Listen to a woman, a trained nurse, who was arrested and put in a rape camp.

"I was one of 1,800 women kept as prisoners in Brocko. There were 600 women in my room. I was given a number—31. When they called your number, you had to go. One woman told me she was gang-raped by 50 Serbs."

Such stories repeat. They are too numerous not to show a pattern.

There is a third means by which the Serbs are using the female body as a battlefield. The European Community investigation into the large number of Bosnian women raped reported: "Rape is a part of a pattern of abuse, usually perpetrated with the conscious intention of demoralizing and terrorizing communities, driving them from their homes and demonstrating the power of the invading forces." It is a means to demoralize, to weaken—those men as well as the women—who are still alive.

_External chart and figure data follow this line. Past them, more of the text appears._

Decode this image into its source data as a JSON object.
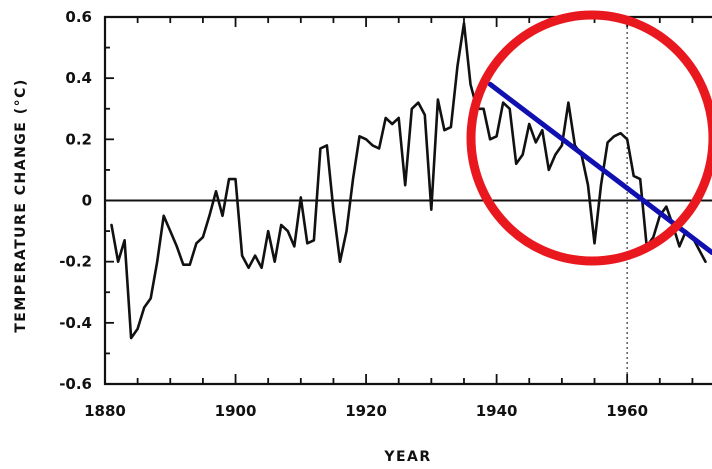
{
  "chart_data": {
    "type": "line",
    "xlabel": "YEAR",
    "ylabel": "TEMPERATURE CHANGE (°C)",
    "xlim": [
      1880,
      1973
    ],
    "ylim": [
      -0.6,
      0.6
    ],
    "x_ticks": [
      1880,
      1900,
      1920,
      1940,
      1960
    ],
    "y_ticks": [
      0.6,
      0.4,
      0.2,
      0,
      -0.2,
      -0.4,
      -0.6
    ],
    "y_tick_labels": [
      "0.6",
      "0.4",
      "0.2",
      "0",
      "-0.2",
      "-0.4",
      "-0.6"
    ],
    "grid": false,
    "series": [
      {
        "color": "#111111",
        "x": [
          1881,
          1882,
          1883,
          1884,
          1885,
          1886,
          1887,
          1888,
          1889,
          1890,
          1891,
          1892,
          1893,
          1894,
          1895,
          1896,
          1897,
          1898,
          1899,
          1900,
          1901,
          1902,
          1903,
          1904,
          1905,
          1906,
          1907,
          1908,
          1909,
          1910,
          1911,
          1912,
          1913,
          1914,
          1915,
          1916,
          1917,
          1918,
          1919,
          1920,
          1921,
          1922,
          1923,
          1924,
          1925,
          1926,
          1927,
          1928,
          1929,
          1930,
          1931,
          1932,
          1933,
          1934,
          1935,
          1936,
          1937,
          1938,
          1939,
          1940,
          1941,
          1942,
          1943,
          1944,
          1945,
          1946,
          1947,
          1948,
          1949,
          1950,
          1951,
          1952,
          1953,
          1954,
          1955,
          1956,
          1957,
          1958,
          1959,
          1960,
          1961,
          1962,
          1963,
          1964,
          1965,
          1966,
          1967,
          1968,
          1969,
          1970,
          1971,
          1972
        ],
        "y": [
          -0.08,
          -0.2,
          -0.13,
          -0.45,
          -0.42,
          -0.35,
          -0.32,
          -0.2,
          -0.05,
          -0.1,
          -0.15,
          -0.21,
          -0.21,
          -0.14,
          -0.12,
          -0.05,
          0.03,
          -0.05,
          0.07,
          0.07,
          -0.18,
          -0.22,
          -0.18,
          -0.22,
          -0.1,
          -0.2,
          -0.08,
          -0.1,
          -0.15,
          0.01,
          -0.14,
          -0.13,
          0.17,
          0.18,
          -0.03,
          -0.2,
          -0.1,
          0.07,
          0.21,
          0.2,
          0.18,
          0.17,
          0.27,
          0.25,
          0.27,
          0.05,
          0.3,
          0.32,
          0.28,
          -0.03,
          0.33,
          0.23,
          0.24,
          0.44,
          0.58,
          0.38,
          0.3,
          0.3,
          0.2,
          0.21,
          0.32,
          0.3,
          0.12,
          0.15,
          0.25,
          0.19,
          0.23,
          0.1,
          0.15,
          0.18,
          0.32,
          0.18,
          0.15,
          0.05,
          -0.14,
          0.05,
          0.19,
          0.21,
          0.22,
          0.2,
          0.08,
          0.07,
          -0.15,
          -0.12,
          -0.05,
          -0.02,
          -0.08,
          -0.15,
          -0.1,
          -0.12,
          -0.16,
          -0.2
        ]
      },
      {
        "color": "#1010b0",
        "x": [
          1939,
          1973
        ],
        "y": [
          0.38,
          -0.17
        ]
      }
    ],
    "zero_line": {
      "color": "#111111",
      "y": 0
    },
    "vertical_reference": {
      "x": 1960,
      "style": "dotted"
    },
    "annotation_circle": {
      "color": "#e8181e"
    }
  }
}
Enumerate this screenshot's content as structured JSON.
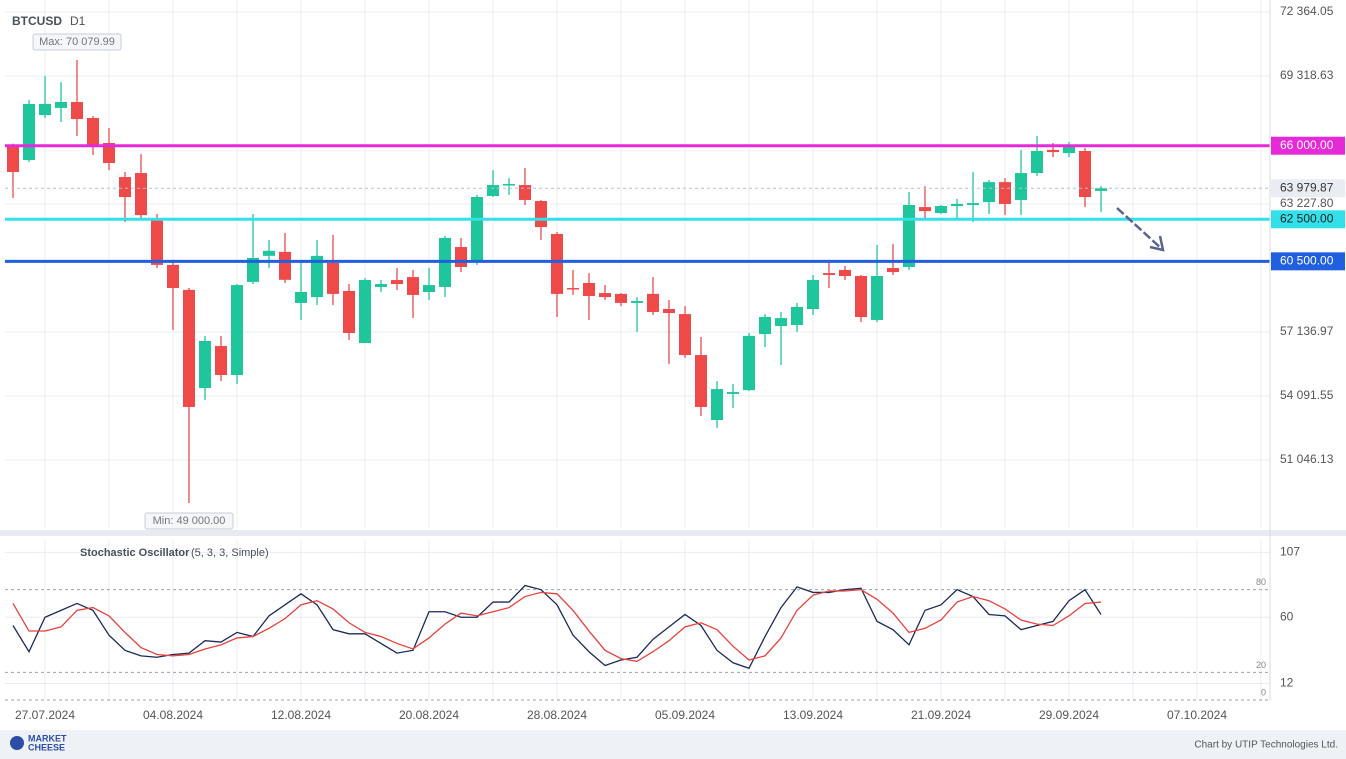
{
  "chart_data": {
    "type": "candlestick",
    "title": "BTCUSD",
    "timeframe": "D1",
    "categories": [
      null,
      null,
      "27.07.2024",
      null,
      null,
      null,
      null,
      null,
      null,
      null,
      "04.08.2024",
      null,
      null,
      null,
      null,
      null,
      null,
      null,
      "12.08.2024",
      null,
      null,
      null,
      null,
      null,
      null,
      null,
      "20.08.2024",
      null,
      null,
      null,
      null,
      null,
      null,
      null,
      "28.08.2024",
      null,
      null,
      null,
      null,
      null,
      null,
      null,
      "05.09.2024",
      null,
      null,
      null,
      null,
      null,
      null,
      null,
      "13.09.2024",
      null,
      null,
      null,
      null,
      null,
      null,
      null,
      "21.09.2024",
      null,
      null,
      null,
      null,
      null,
      null,
      null,
      "29.09.2024",
      null,
      null,
      null,
      null,
      null,
      null,
      null,
      "07.10.2024",
      null,
      null,
      null,
      null
    ],
    "open": [
      65990,
      65320,
      67460,
      67800,
      68080,
      67320,
      66130,
      64510,
      64700,
      62560,
      60330,
      59140,
      54470,
      56470,
      55090,
      59520,
      60760,
      60950,
      58520,
      58800,
      60420,
      59090,
      56610,
      59280,
      59610,
      59750,
      59040,
      59280,
      61180,
      60470,
      63610,
      64130,
      64130,
      63370,
      61800,
      59230,
      59470,
      58990,
      58950,
      58520,
      58950,
      58230,
      57990,
      56040,
      52950,
      54190,
      54370,
      57040,
      57420,
      57470,
      58230,
      59940,
      60090,
      59800,
      57710,
      60180,
      60230,
      63080,
      62800,
      63130,
      63180,
      63320,
      64270,
      63420,
      64700,
      65800,
      65650,
      65750,
      63850,
      null,
      null,
      null,
      null,
      null,
      null,
      null,
      null,
      null,
      null
    ],
    "high": [
      66100,
      68177,
      69320,
      69030,
      70079.99,
      67410,
      66840,
      64750,
      65600,
      62750,
      60470,
      59230,
      56950,
      56950,
      59420,
      62750,
      61520,
      61850,
      60520,
      61520,
      61760,
      59420,
      59700,
      59610,
      60180,
      60090,
      60180,
      61710,
      61610,
      63660,
      64840,
      64460,
      64940,
      63420,
      61900,
      60090,
      59940,
      59370,
      58990,
      58800,
      59750,
      58660,
      58370,
      56900,
      54800,
      54660,
      57090,
      57990,
      58090,
      58520,
      59850,
      60470,
      60280,
      59850,
      61280,
      61330,
      63800,
      64080,
      63180,
      63470,
      64750,
      64370,
      64460,
      65800,
      66460,
      66130,
      66180,
      65890,
      64080,
      null,
      null,
      null,
      null,
      null,
      null,
      null,
      null,
      null,
      null
    ],
    "low": [
      63513,
      65226,
      67320,
      67130,
      66460,
      65560,
      64840,
      62370,
      62560,
      60180,
      57230,
      49000,
      53900,
      54800,
      54660,
      59420,
      60180,
      59470,
      57710,
      58420,
      58420,
      56760,
      56610,
      59040,
      59140,
      57800,
      58660,
      58800,
      59990,
      60330,
      63560,
      63660,
      63180,
      61520,
      57850,
      58900,
      57710,
      58660,
      58370,
      57140,
      57950,
      55610,
      55900,
      53140,
      52570,
      53520,
      54330,
      56420,
      55570,
      57140,
      57950,
      59230,
      59610,
      57610,
      57610,
      59850,
      60090,
      62460,
      62750,
      62560,
      62370,
      62750,
      62700,
      62700,
      64560,
      65460,
      65460,
      63080,
      62850,
      null,
      null,
      null,
      null,
      null,
      null,
      null,
      null,
      null,
      null
    ],
    "close": [
      64750,
      67986,
      67990,
      68080,
      67270,
      66030,
      65180,
      63560,
      62700,
      60330,
      59230,
      53570,
      56710,
      55090,
      59370,
      60660,
      61000,
      59620,
      59040,
      60760,
      58950,
      57090,
      59610,
      59420,
      59420,
      58900,
      59370,
      61610,
      60230,
      63560,
      64130,
      64180,
      63420,
      62130,
      58950,
      59180,
      58850,
      58800,
      58520,
      58610,
      58090,
      58040,
      56040,
      53570,
      54420,
      54280,
      56950,
      57850,
      57800,
      58330,
      59610,
      59850,
      59800,
      57850,
      59800,
      59990,
      63180,
      62890,
      63130,
      63230,
      63270,
      64270,
      63230,
      64700,
      65750,
      65700,
      65940,
      63560,
      63979.87,
      null,
      null,
      null,
      null,
      null,
      null,
      null,
      null,
      null,
      null
    ],
    "up_color": "#1fc59b",
    "down_color": "#ef4a4a",
    "ylim": [
      47858,
      72935
    ],
    "yticks": [
      {
        "value": 72364.05,
        "label": "72 364.05"
      },
      {
        "value": 69318.63,
        "label": "69 318.63"
      },
      {
        "value": 63227.8,
        "label": "63 227.80"
      },
      {
        "value": 57136.97,
        "label": "57 136.97"
      },
      {
        "value": 54091.55,
        "label": "54 091.55"
      },
      {
        "value": 51046.13,
        "label": "51 046.13"
      }
    ],
    "grid": true,
    "lines": [
      {
        "value": 66000,
        "label": "66 000.00",
        "color": "#e62ad8"
      },
      {
        "value": 62500,
        "label": "62 500.00",
        "color": "#33e0ea"
      },
      {
        "value": 60500,
        "label": "60 500.00",
        "color": "#1f5fe0"
      }
    ],
    "last_price": {
      "value": 63979.87,
      "label": "63 979.87"
    },
    "max": {
      "value": 70079.99,
      "label": "Max: 70 079.99"
    },
    "min": {
      "value": 49000,
      "label": "Min: 49 000.00"
    },
    "indicator": {
      "type": "line",
      "name": "Stochastic Oscillator",
      "params": "(5, 3, 3, Simple)",
      "ylim": [
        0,
        116
      ],
      "yticks": [
        107,
        60,
        12
      ],
      "levels": [
        80,
        20,
        0
      ],
      "series": [
        {
          "color": "#1c2a5a",
          "values": [
            54,
            35,
            60,
            65,
            70,
            65,
            47,
            36,
            32,
            31,
            33,
            34,
            43,
            42,
            49,
            46,
            61,
            69,
            77,
            69,
            51,
            48,
            48,
            41,
            34,
            36,
            64,
            64,
            60,
            60,
            71,
            71,
            83,
            80,
            69,
            47,
            35,
            25,
            29,
            31,
            44,
            53,
            62,
            54,
            36,
            27,
            23,
            46,
            67,
            82,
            78,
            78,
            80,
            81,
            57,
            51,
            40,
            65,
            69,
            80,
            75,
            62,
            61,
            51,
            54,
            57,
            72,
            80,
            62,
            null,
            null,
            null,
            null,
            null,
            null,
            null,
            null,
            null,
            null
          ]
        },
        {
          "color": "#e8413c",
          "values": [
            70,
            50,
            50,
            53,
            65,
            67,
            61,
            49,
            38,
            33,
            32,
            33,
            37,
            40,
            45,
            46,
            52,
            59,
            69,
            72,
            66,
            56,
            49,
            46,
            41,
            37,
            45,
            55,
            63,
            61,
            64,
            67,
            75,
            78,
            77,
            65,
            50,
            36,
            30,
            28,
            35,
            43,
            53,
            56,
            51,
            39,
            29,
            32,
            45,
            65,
            76,
            79,
            79,
            80,
            73,
            63,
            49,
            52,
            58,
            71,
            75,
            72,
            66,
            58,
            55,
            54,
            61,
            70,
            71,
            null,
            null,
            null,
            null,
            null,
            null,
            null,
            null,
            null,
            null
          ]
        }
      ]
    }
  },
  "footer": {
    "logo_top": "MARKET",
    "logo_bottom": "CHEESE",
    "credit": "Chart by UTIP Technologies Ltd."
  }
}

I talked with 60-year-old women who had been raped. They said they had been held in concentration camps, and that those women who had been well off, such as owners of small shops, and women professionals, such as nurses, doctors, lawyers and teachers, were treated the worst.

Susan Woodward, a visiting fellow at the Brookings Institution and an expert on what used to be Yugoslavia, said in an interview with Washington Post columnist Judy Mann that the Serbs deliberately sought to destroy those who are succeeding as urban professionals. The Serbs have transformed them from professional success stories into traumatized victims of rapes and other atrocities—women who sit in refugee camps, uprooted from their homes, their possessions, their families.

"Women are always raped in every war. That's not new," Woodward said. "But here it is not only rape, but in the name of ethnic cleansing they are being raped and being forced to become pregnant with the specific goal of forcing them to bear children of another ethnic group. You are attempting to destroy the honor of the Bosnian Muslim population.''

I talked with Judy Darnell, a registered nurse from Marlton, New Jersey, who has made five trips to the ravaged land to aid Bosnian victims of atrocities. She told of Serbs repeatedly raping one 82-year-old woman. As for women held in rape camps, "They are either holding these women to keep the Muslim population in Bosnia from reproducing or they are killing them."

How many women have been raped?

A while back a European Commission of Inquiry headed by Dame Anne Warburton made a study in the former Yugoslavia and reported that 20,000 women had been raped. New York Times correspondent John Burns puts the number at 50,000. Michigan law professor Catharine A. MacKinnon, who is representing the Bosnian victims pro bono, puts the total at "more than 50,000'' women and girls raped, and another 100,000 women and children killed.

An estimated 1,000 to 2,000 women are now pregnant as a result of rapes. From 300 to 500 have had babies by Serbs who raped them. The Bosnian woman physician, Amra, said none of the Bosnian women raped by Serbs wanted to keep the babies.

It's not been easy for Bosnian Muslim women to speak of being raped. Nadia, the 20-year-old mentioned earlier, had a plaintive note to her voice when she confessed, "I'm struggling to forget. And I'm struggling to tell the story—so others will know. "

Most of the world knows now. Undeniably, in their quest for a "Greater Serbia," the Serbs have made women their battlefield.